Urine tests for diagnosis of infection are unique in that test accuracy is thought to depend on how the specimen is collected, yet often the specimen is collected by the patient with no direct supervision. Meanwhile, diagnostic testing is increasingly initiated at the point of triage, where there is minimal regard for pre-test probabilities and not enough time or personnel to provide careful patient instructions.
To our knowledge, this is the first study addressing the issue of instructions for urine specimen collection in the ED. We found that female patients with indications for MSPC urine collection often did not recall being instructed on, or performing, the important steps in MSPC. The results suggest that nursing difficulties were more to blame than patient issues, such as poor understanding or an inability or unwillingness to carry out MSPC. While the study’s generalizability may be limited and the survey methodology unstable, we suspect our findings reflect the reality in most EDs.
In the broadest sense, this study illustrates the inherent difficulty implementing a seemingly simple ED process of care by way of a nursing protocol. We discovered that communicating carefully and consistently with patients about how to collect a diagnostic sample, based on a particular physician order, in the midst of the ED nursing environment, is a complex process. Nursing-related challenges that were likely at play include difficulty successfully training all nurses about the MSPC policy, competing nursing priorities that led to rushed or omitted instructions, and the need to collect urine shortly after triage before the specific indication (e.g., UTI testing, STI testing, pregnancy testing) was known. While our survey data cannot pinpoint the reason for the low rate of successful MSPC urine instructions, the findings nonetheless suggest areas for practice improvement and future research.

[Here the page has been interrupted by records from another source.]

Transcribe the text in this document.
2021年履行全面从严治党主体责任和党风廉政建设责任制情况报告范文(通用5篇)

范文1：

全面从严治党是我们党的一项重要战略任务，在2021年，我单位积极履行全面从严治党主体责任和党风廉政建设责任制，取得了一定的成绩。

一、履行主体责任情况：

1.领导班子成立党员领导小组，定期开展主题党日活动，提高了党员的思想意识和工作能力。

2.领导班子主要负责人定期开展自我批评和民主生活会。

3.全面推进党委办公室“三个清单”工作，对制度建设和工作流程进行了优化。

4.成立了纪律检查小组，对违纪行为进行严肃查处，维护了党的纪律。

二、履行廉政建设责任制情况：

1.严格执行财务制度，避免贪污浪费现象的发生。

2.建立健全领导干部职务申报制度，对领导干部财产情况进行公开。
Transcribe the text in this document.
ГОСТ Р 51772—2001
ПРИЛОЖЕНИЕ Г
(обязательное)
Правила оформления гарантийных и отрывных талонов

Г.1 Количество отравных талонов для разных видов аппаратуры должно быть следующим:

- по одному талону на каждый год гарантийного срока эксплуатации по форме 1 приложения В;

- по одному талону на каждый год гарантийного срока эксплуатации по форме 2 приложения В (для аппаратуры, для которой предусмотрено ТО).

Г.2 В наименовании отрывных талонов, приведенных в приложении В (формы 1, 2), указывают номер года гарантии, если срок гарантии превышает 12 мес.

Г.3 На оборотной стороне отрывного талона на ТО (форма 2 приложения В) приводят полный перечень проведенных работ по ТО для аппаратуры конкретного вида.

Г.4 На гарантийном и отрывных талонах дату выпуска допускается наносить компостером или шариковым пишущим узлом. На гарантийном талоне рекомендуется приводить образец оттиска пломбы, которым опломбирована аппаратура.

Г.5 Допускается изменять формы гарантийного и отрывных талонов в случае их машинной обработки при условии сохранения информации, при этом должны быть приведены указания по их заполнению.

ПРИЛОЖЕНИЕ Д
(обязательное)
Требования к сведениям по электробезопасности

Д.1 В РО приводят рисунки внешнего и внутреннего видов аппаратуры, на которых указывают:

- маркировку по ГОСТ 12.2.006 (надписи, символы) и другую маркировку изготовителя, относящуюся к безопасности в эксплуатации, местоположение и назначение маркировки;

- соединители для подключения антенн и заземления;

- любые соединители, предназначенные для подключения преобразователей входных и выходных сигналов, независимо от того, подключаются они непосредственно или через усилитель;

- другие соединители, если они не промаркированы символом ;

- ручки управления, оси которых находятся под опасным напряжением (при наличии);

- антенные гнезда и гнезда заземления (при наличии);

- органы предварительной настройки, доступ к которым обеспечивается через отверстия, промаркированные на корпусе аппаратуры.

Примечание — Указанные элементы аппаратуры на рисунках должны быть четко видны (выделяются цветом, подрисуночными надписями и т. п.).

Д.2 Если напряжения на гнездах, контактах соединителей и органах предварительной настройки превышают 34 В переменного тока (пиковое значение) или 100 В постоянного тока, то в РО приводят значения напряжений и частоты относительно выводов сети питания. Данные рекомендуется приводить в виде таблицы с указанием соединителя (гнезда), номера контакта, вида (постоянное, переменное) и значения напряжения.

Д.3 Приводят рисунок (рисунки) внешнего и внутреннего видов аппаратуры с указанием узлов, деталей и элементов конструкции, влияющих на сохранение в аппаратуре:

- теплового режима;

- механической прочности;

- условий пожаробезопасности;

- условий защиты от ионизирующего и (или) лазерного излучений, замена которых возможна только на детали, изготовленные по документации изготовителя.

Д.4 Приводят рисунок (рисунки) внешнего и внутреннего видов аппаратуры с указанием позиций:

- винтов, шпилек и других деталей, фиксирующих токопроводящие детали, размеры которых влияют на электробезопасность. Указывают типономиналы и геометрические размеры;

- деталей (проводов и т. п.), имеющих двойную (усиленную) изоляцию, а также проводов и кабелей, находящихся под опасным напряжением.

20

Practice improvements might include ongoing nursing education that emphasizes the important components of MSPC for UTI testing. If possible, nurses should ascertain or anticipate the indication for urine testing before they give collection instructions. Written MSPC instructions using simple language and illustrations could be posted in female patient bathrooms.
Alternatively, given the myriad potential barriers to successful MSPC urine collection, it might be easier to adopt diagnostic strategies that simply eliminate MSPC specimens. In reproductive-age women with cystitis symptoms who have no signs of pyelonephritis or vaginal symptoms, urine testing for UTI is generally not needed, since pretest probability is so high.7
Physicians could be taught to base treatment decisions in such cases on the history and physical alone, without urinalysis. In the remainder of women with suspected UTI, particularly those unlikely to understand or properly carry out MSPC instructions, a catheterized specimen could be obtained.
Our findings should spur further pragmatic ED studies on the impact of urine collection instructions on urine test performance. The two best studies examining the impact of urine collection technique on urine culture contamination enrolled only university or nursing students, and the investigators themselves gave the collection instructions. These studies came to different conclusions about the importance of collection technique.4,8
Dipstick urinalysis of midstream specimens, on the other hand, has been studied in a real world outpatient setting, and shown to somewhat improve UTI diagnosis.9
However, it is still not known whether varying specimen collection instructions, or eliminating instructions, would have an impact on dipstick test accuracy. The study we would like to see would compare the difference in urine dipstick accuracy and the rate of urine culture contamination, among female ED patients randomized to written MSPC instructions versus no instructions.
Further complicating the issue of urine specimen collection in sexually active women is the increasing use of urine nucleic acid amplification tests (NAAT) for STI screening.10
In contrast to testing for UTI, urine specimens for NAAT should be maximally contaminated with vaginal material. A first void sample, collected without parting the labia, is therefore recommended.11
Thus far there has been almost no discussion in the emergency medicine (EM) literature about this dramatic difference in optimal urine collection technique between UTI and STI testing, and how it should affect testing strategies. One non-EM report suggested that women be instructed to collect a first void specimen in one cup, stop, then collect a MSPC specimen in a separate cup.12
This approach would certainly depend on detailed urine collection instructions, and our results suggest it is therefore unrealistic for the ED. Another solution is to use self-administered vaginal swabs for NAAT,13
which would obviate the need for anything other than MSPC specimens. To the extent that urine NAAT for STI do become more widespread in EDs, it strengthens the case for abandoning MSPC altogether and basing UTI treatment decisions on history and physical alone, or on catheterized specimens.